21. A square is a rectangle whose sides are all the same length as each other. All the sides are equal.
If this square is 1 inch all the way around, how long is each side?
If the square is 1 mile all the way around, how long is each side?
If the square takes 2 hours to walk around, how many minutes does it take to walk one side?
If the square takes a whole day and night to walk around at an even pace, how many hours does it take to walk one side?

22. A square is a rectangle whose sides are all the same length as each other. All the sides are equal.
If it took 6 wheel rotations on each side, how many wheel rotations would it take to go all the way around this square?
If it took 2½ hours to walk each side, how long would it take you to walk all the way around this square?

23. A square is a rectangle whose sides are all the same length as each other. In other words, all the sides are equal in length to each other.
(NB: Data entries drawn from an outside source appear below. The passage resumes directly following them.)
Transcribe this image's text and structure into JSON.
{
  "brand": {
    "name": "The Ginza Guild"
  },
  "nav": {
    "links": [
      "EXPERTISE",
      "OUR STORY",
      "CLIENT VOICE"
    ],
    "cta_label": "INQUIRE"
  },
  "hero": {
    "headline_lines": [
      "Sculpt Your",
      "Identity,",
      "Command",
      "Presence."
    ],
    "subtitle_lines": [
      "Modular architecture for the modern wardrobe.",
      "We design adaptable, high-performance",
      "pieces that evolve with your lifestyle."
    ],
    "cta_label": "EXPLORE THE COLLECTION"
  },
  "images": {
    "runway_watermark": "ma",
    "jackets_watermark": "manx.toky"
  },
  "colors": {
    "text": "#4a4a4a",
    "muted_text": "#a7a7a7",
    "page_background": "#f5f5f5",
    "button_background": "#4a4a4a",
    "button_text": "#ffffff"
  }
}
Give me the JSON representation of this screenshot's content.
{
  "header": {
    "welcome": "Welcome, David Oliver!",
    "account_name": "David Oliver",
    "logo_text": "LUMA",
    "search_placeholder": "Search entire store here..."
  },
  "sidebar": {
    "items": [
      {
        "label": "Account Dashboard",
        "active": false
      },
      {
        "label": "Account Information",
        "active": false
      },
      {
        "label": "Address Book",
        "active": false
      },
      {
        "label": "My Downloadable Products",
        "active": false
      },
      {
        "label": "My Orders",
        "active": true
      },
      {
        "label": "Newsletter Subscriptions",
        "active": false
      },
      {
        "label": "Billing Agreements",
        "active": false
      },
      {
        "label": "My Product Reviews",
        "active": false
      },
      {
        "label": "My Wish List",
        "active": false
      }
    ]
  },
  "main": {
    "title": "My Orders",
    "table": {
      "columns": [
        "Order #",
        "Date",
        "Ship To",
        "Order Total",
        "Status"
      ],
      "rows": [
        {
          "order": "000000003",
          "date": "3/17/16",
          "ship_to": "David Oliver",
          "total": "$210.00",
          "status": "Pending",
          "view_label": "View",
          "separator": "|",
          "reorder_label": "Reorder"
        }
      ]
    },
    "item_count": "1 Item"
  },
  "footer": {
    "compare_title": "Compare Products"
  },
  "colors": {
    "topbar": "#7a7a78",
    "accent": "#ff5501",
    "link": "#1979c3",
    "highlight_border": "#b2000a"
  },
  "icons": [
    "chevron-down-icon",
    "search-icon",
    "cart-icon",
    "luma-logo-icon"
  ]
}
D A C B
Suppose you rode your bicycle around this square, and it took you longer to go from side B to side D than it does to go in the opposite direction from side D to side B. What could cause that?
Suppose you rode your bicycle around this square, and it took you longer to go from side D to side B than it does to go from side B to side D. What could cause that?
Suppose you rode your bicycle around this square, and it took you longer to go from side A to side C than it does to go from side C to side A. What could cause that?

24. This rectangle is twice as long as it is high, meaning the longer sides are two times the length of the shorter sides.
If this rectangle is 6 feet all the way around, how long is each side?
If the rectangle is 12 miles all the way around, how long is each side?
If the rectangle is 18 feet all the way around, how long is each side?
If the rectangle is 24 inches all the way around, how long is each side?
If the rectangle is 48 centimeters all the way around, how long is each side?
If the rectangle takes 60 minutes to walk around, how long does it take to walk each side?
A “lightyear” is a measure of distance, not a length of time like it sounds it would be. One lightyear is the distance light travels in one year. If the rectangle is 90 lightyears all the way around, how many lightyears long is each side?
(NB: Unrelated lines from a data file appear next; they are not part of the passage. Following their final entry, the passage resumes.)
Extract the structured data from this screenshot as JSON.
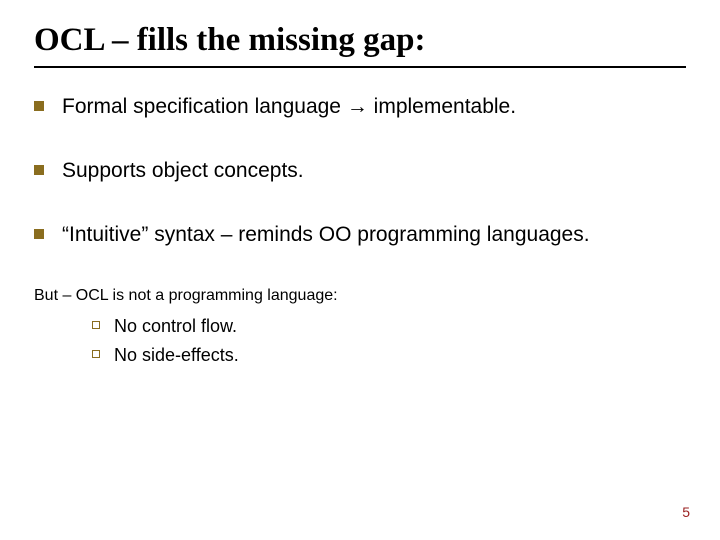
{
  "title": "OCL – fills the missing gap:",
  "bullets": [
    {
      "text": "Formal specification language → implementable."
    },
    {
      "text": "Supports object concepts."
    },
    {
      "text": "“Intuitive” syntax – reminds OO programming languages."
    },
    {
      "text": "But – OCL is not a programming language:",
      "sub": [
        "No control flow.",
        "No side-effects."
      ]
    }
  ],
  "pageNumber": "5"
}
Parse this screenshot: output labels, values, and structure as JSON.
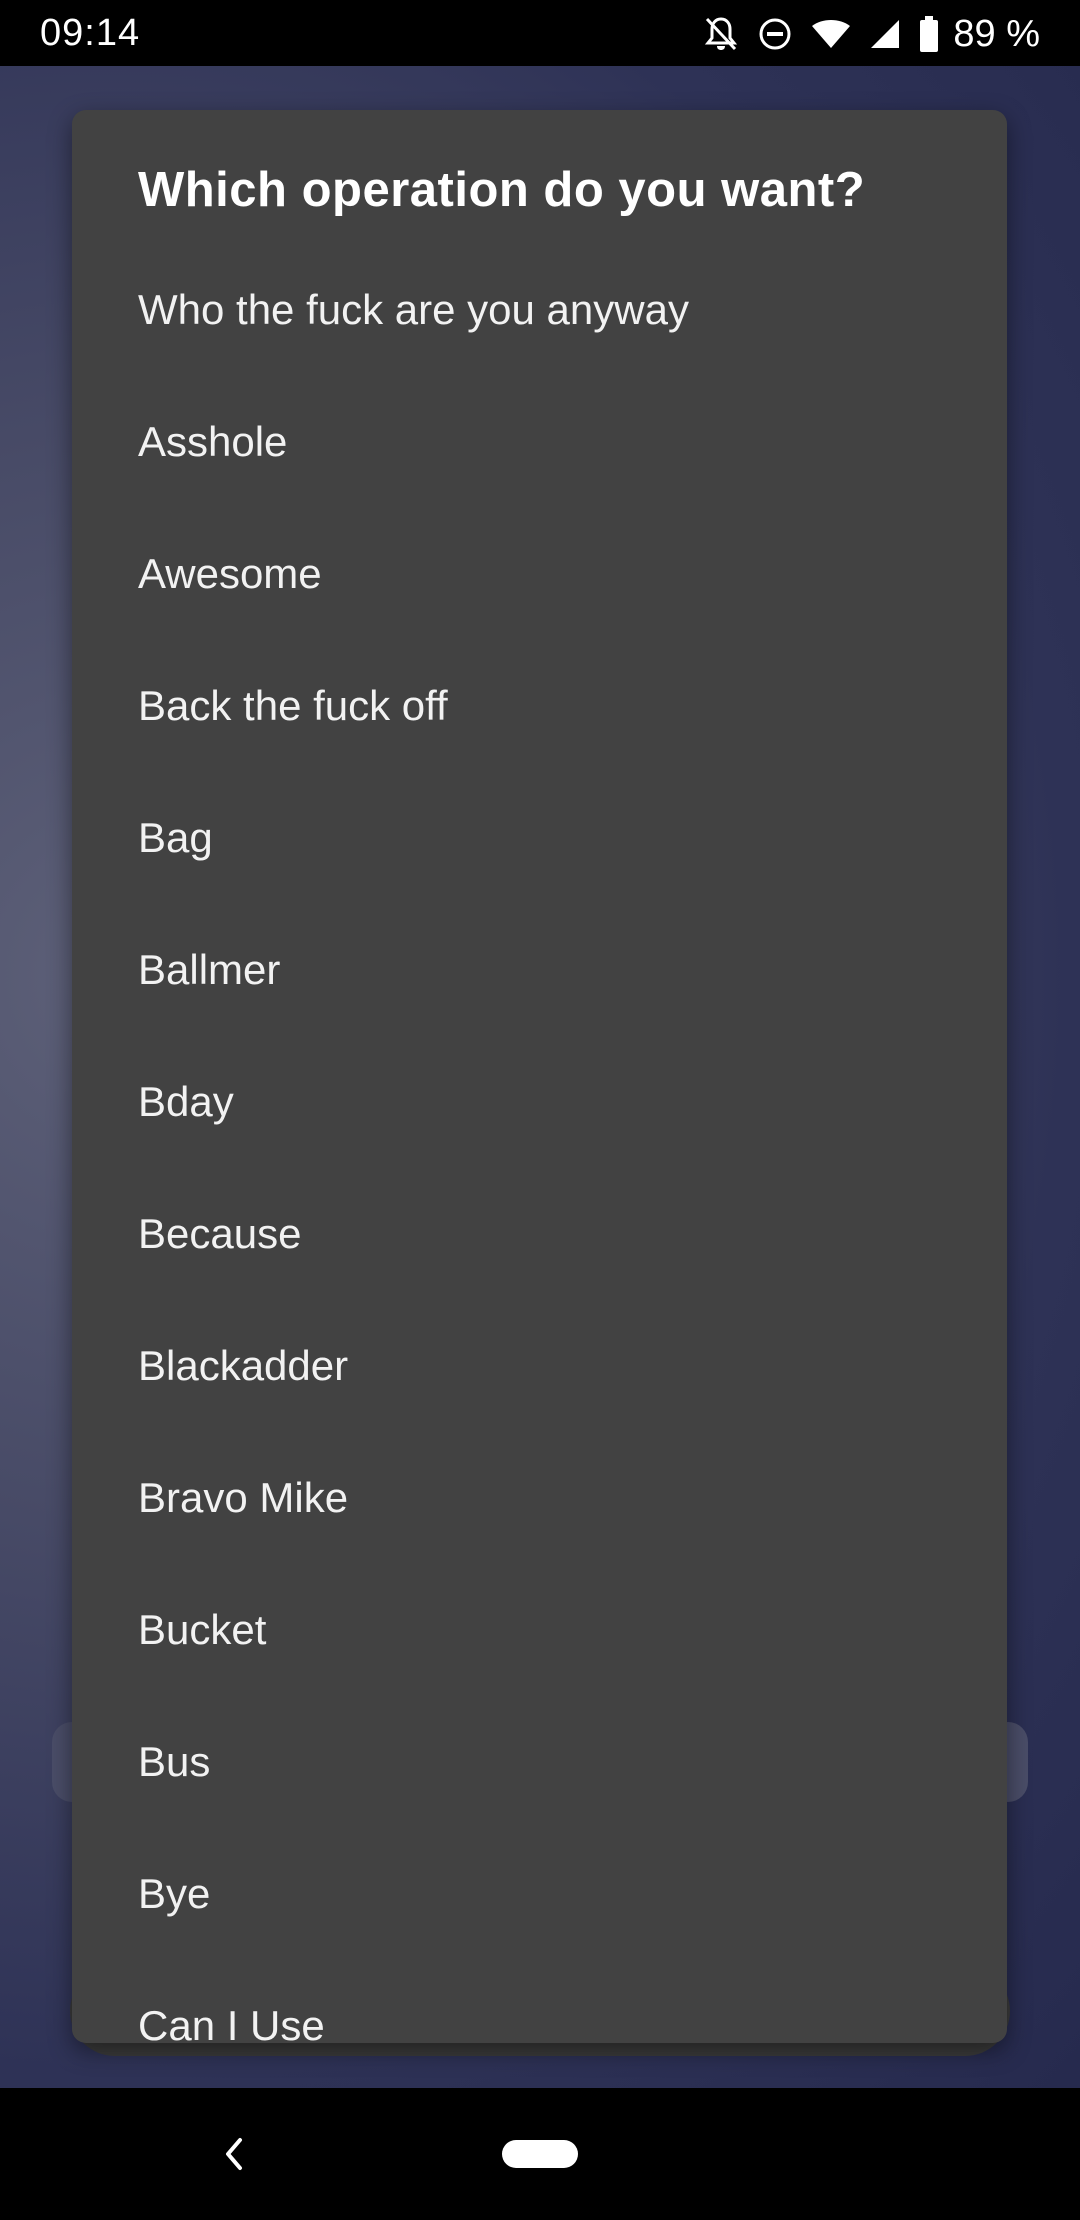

25. This rectangle is three times longer than it is tall, meaning the longer sides are three times the length of the shorter sides.
If this rectangle is 8 feet all the way around, how long is each side?
If the rectangle is 16 miles all the way around, how long is each side?
If the rectangle is 24 feet all the way around, how long is each side?
If the rectangle is 48 centimeters all the way around, how long is each side?
If the rectangle takes 64 minutes to walk around, how long does it take to walk each side?
One lightyear is the distance light travels in one year. If the rectangle is 80 lightyears all the way around, how many lightyears long is each side?

26. If it takes three hours to walk to your grandmother’s house, and you can bicycle twice as fast as you walk, how long will it take you to bicycle there?
If you can bicycle three times as fast as you can walk by peddling harder, how long would it take you to bicycle there?
If it takes a train 10 hours to go from one city to another at 60 miles per hour without stopping, and an airplane flies between them at 600 miles per hour, how long would it take the plane to fly from one to the other?
What if it took the train 50 hours? How long would it take the airplane?
Suppose your dog runs twice as fast as you do. How long would it take you to run 200 yards, if it takes your dog 12 seconds?

27. If your dog runs twice as fast as you do, how much of a head start do you need in order to at least tie if the dog runs 100 yards for the race? Where do you need to start at to be able to tie?
Suppose you and someone else drive at the same speed, and you plan to meet at a city that is part way between both of you -- but 100 miles from where you are and only 50 miles from where they are. If it will take them an hour to get there and they start at 4:00 in the afternoon, what time do you have to start in order to arrive at the same time they do?
Suppose, that in the above case, you could drive twice as fast as they do because you have freeway all the way and they have congested streets all the way. What time would you have to leave to arrive at the same time they do if they leave at 3:00 in the afternoon?